= Kamrupi literature =

Kamrupi literature is the literature written in the modern Kamrupi dialects of Assamese language.

==Legends==
The story of Behula and Chand Sadagar appears to be common to both Bengal and Kamarupa. The ballads connected with this story must have been current in western Kamarupa and the rest of northern Bengal long before the verses were reduced to writing by Sukavi Narayan in the thirteenth century and by Durgabar in the early part of the sixteenth century.

The ballads of Sukavi Naravan's composition are still sung in Kamrup and they are known as Suk Nanis or Suk-Narayanis to this day. Sukavi Narayan was very likely a poet of Kamarupa who described the sea-voyages of a Kamrupi trader named Chand Sadagar whose home was in Chaygaon in modern Kamrup, on the south bank of the Brahmaputra but, strangely enough, both Sukavi Narayan and Chand Sadagar have been claimed as natives of Bengal. The songs of Durgabar are still known as Durgabari.

==Further development==
There is much controversy as to the authorship and date of a work known as Dipiki Chanda. Internal evidence points to the compilation of the work after the death of Sankara Deva. The author is said to have been a king called Purusottama Gajapati. Several Assamese writers have attempted to locate him somewhere in Assam but all have failed to notice the fact that Purusottama Gajapati was a well-known powerful king of Odisha who ruled from 1476 to 1497 A.D. and whose kingdom, or rather empire, extended from the Hugli district in modern Bengal as far as the Guntur district of the Andhra Pradesh. He was the son of Kapilendra Gajapati and the father of Pratapa Rudra, the last powerful Gajapati who ruled from 1497 to 1541 A. D. and who was a contemporary of Sri Chaitanya. Purusottama Gajapati was a devout Vaisnava and he may have written the work known as Dipika Chanda in order to ridicule the later Buddhist sect and the Tantrik system. There was close connection between Kamarupa and Odisha in the sixteenth century on account of the existence, in the latter country, of the famous temple of Jagannatha at Puri. It is possible that an Kamrupi Vaisnava came across the book and translated it into Kamrupi verse. The title Gajapati could not have been assumed by an ordinary king. It was assumed by Kapilendra, the father of Purusottama, who possessed, according to the Muslim account Burhan-i-maasir, two hundred thousand war elephants.

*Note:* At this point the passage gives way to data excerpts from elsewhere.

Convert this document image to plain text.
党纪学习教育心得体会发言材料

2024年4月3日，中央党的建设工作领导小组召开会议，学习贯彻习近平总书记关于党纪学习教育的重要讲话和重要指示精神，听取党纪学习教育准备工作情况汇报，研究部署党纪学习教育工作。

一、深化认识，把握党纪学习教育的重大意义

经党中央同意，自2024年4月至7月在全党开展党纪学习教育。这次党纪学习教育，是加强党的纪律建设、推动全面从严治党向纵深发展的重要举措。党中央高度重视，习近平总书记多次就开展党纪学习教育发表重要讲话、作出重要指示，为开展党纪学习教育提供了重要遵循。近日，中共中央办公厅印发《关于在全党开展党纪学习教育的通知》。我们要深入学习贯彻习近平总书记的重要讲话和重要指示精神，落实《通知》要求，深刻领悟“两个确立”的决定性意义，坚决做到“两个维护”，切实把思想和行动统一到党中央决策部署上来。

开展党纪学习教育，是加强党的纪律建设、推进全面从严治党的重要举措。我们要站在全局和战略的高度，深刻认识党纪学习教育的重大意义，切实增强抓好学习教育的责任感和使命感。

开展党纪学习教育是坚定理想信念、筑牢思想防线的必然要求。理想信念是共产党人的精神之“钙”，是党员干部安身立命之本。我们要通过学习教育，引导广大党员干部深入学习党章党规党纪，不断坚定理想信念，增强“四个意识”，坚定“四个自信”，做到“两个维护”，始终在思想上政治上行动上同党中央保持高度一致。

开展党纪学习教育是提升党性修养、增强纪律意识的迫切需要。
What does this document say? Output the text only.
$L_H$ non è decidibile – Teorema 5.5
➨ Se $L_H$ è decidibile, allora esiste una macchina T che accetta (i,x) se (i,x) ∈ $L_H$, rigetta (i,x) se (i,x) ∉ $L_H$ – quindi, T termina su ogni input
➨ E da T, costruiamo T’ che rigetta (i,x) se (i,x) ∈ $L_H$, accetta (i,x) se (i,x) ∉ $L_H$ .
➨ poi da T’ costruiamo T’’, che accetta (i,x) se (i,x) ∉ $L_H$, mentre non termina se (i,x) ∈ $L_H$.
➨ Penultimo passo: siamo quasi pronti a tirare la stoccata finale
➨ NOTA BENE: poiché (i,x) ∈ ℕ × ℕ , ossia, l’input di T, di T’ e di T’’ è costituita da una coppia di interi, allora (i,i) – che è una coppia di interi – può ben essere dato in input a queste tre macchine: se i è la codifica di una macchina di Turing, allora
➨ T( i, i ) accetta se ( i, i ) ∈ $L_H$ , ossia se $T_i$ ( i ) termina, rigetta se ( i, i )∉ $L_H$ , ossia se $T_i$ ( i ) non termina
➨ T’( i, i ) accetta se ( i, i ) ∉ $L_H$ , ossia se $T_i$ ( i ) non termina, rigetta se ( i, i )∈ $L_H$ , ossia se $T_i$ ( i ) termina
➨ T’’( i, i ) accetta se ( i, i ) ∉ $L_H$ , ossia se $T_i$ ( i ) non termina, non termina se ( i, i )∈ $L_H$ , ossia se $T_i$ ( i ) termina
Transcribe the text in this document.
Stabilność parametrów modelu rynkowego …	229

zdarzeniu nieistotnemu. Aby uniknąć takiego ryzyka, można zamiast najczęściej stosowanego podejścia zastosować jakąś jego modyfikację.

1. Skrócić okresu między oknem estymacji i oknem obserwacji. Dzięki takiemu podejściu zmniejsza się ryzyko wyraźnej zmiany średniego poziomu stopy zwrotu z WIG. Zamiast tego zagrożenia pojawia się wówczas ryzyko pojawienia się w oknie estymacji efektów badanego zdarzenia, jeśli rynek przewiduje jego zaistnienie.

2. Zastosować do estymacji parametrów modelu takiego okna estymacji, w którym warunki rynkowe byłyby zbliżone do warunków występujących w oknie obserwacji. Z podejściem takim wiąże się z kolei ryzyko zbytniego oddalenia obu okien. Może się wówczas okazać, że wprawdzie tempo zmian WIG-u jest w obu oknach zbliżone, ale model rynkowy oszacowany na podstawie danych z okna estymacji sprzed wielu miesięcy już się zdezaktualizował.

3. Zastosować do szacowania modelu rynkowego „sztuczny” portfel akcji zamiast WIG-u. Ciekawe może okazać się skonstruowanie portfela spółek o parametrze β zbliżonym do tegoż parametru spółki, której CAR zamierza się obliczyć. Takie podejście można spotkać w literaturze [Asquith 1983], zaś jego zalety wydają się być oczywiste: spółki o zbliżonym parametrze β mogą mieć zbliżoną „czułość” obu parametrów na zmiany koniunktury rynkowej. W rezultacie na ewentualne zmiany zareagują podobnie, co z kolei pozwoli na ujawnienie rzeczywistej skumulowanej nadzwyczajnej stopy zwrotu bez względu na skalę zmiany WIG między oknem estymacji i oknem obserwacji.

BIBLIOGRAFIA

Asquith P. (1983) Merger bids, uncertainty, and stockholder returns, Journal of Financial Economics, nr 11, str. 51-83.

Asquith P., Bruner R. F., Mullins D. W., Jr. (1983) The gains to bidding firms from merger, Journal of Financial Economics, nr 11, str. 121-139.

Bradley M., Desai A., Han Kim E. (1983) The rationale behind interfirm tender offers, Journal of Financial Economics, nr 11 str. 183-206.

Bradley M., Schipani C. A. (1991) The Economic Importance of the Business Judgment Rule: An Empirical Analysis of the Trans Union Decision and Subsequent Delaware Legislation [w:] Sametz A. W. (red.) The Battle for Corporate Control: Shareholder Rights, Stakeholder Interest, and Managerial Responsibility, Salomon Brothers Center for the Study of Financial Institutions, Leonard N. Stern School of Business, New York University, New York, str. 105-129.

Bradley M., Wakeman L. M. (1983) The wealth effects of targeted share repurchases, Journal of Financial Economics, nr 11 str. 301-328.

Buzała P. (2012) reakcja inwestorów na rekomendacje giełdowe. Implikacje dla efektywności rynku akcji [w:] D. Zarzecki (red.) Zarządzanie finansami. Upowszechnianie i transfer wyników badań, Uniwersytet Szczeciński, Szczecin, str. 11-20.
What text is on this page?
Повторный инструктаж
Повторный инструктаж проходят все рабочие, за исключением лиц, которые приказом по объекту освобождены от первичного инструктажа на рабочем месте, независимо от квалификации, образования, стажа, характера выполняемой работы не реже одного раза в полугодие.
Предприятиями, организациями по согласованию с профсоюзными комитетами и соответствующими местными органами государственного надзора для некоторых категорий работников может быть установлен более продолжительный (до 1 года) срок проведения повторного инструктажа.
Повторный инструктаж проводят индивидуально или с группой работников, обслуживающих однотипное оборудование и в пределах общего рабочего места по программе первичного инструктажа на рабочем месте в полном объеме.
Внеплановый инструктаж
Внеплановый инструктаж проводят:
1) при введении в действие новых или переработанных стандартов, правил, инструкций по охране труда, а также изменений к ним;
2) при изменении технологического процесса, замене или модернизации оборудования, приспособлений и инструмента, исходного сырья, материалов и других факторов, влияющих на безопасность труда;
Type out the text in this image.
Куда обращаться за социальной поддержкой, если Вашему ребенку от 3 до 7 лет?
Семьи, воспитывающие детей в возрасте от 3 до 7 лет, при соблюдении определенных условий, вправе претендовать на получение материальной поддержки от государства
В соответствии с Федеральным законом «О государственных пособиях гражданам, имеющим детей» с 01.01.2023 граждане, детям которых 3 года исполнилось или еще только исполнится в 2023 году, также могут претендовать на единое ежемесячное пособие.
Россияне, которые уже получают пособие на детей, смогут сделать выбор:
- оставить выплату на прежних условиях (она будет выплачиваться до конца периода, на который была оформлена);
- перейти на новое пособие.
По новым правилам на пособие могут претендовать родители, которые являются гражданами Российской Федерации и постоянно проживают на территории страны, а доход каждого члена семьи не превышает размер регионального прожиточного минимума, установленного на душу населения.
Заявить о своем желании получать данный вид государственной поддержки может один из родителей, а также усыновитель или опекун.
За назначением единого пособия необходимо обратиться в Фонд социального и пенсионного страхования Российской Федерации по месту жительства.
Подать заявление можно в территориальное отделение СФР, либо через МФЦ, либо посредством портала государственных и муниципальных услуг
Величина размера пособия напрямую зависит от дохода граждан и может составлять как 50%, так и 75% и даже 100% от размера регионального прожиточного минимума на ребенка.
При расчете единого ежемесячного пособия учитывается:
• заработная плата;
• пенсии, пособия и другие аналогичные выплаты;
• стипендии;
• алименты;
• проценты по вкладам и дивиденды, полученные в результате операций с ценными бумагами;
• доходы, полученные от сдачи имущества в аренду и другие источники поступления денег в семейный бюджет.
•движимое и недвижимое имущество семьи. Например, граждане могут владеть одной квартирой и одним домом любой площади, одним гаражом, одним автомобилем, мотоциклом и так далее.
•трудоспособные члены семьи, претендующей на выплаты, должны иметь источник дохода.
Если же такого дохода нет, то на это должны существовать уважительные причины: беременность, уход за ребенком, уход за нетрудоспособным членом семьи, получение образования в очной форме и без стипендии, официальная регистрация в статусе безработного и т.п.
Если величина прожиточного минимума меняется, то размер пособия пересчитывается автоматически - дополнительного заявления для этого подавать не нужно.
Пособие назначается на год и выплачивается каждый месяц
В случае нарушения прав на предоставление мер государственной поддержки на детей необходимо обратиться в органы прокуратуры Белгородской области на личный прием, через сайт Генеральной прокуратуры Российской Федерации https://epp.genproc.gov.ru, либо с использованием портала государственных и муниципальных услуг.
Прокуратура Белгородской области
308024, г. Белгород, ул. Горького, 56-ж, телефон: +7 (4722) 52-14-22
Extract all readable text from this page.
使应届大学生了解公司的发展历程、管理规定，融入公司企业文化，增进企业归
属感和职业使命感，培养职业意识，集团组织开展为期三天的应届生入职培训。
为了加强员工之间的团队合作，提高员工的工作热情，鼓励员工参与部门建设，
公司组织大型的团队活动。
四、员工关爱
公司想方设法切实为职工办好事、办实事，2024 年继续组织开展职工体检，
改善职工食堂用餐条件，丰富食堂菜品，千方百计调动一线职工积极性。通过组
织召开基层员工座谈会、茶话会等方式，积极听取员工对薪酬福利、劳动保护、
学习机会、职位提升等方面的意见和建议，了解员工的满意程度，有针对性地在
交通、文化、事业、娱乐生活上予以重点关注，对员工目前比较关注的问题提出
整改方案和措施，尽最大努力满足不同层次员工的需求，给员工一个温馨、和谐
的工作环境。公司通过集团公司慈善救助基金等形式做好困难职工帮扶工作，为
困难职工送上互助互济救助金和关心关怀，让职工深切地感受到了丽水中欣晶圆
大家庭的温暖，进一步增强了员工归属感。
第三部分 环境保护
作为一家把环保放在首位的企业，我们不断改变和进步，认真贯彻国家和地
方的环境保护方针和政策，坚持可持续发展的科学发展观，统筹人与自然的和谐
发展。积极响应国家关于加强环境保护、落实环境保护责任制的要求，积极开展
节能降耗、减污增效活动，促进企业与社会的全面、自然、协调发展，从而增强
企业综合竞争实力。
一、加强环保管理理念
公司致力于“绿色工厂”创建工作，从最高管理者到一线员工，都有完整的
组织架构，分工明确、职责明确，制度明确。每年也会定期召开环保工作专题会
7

==Preservation of literary material==
The Assam Government collection of Sanskrit and Assamese manuscripts now deposited in the library of the Kamarupa Anusandhan Samiti, includes quite a good number of works. These are mostly works on astronomy, astrology, mathematics, proverbs, riddles, mantras, medicine, history or traditions and also tantras.

==Nature of literary work==
The Yuddha Jayanava Dasa, Jyotisha Chakra, Jataka Chandrika, Kerali, Jyotisha Darpan, Jyotisha Ratnamala and the Jyotisha Muktavali are all astrological works pertaining to preparation of horoscopes. The Mantra Prakasa and the Mandaladhyaya are Tantrik works. The Samudrika is a treatise on palmistry. The Shatachakra by Purnananda Paramahamsa is also a Tantrik work dealing with astral physiology.

Besides the above there are numerous works on Hindu religion and religious rites based upon the Smrita Sastras of the works in the vernacular language of Kamarupa the most important are Bhamvati, an astrological work by Kaviraj Chakravarti, the Ghora Nidana, a treatise on horse and treatment of equine diseases, Gukarati, a collection of mantras to ward off charms practised by Tantrik Buddhists who defy the authority of the Vedas, the Hara-Gauri Sambada, an important book which, like the Yogini Tantra, gives, in the guise of prophesies, the history of ancient Kamarupa, the Jyotish Churamani by Churamani Kayastha, a work on Arithemetic and land-Surveying, the Kamratna Tantra," an Assamese translation of a Tantrik work of that name ascribed to Gorakshanath, a celebrated Buddhist Siddha who flourished in the fourteenth century and the Kitabata Manjari by Bakul Kayastha written in Saka 1356 equivalent to 1434 A.D. This last named work is a poetical treatise on arithmetic, Surveying and book-keeping. The book teaches how accounts are to be kept under different heads and how stores belonging to the royal treasury are to be classified and entered into a stock-book.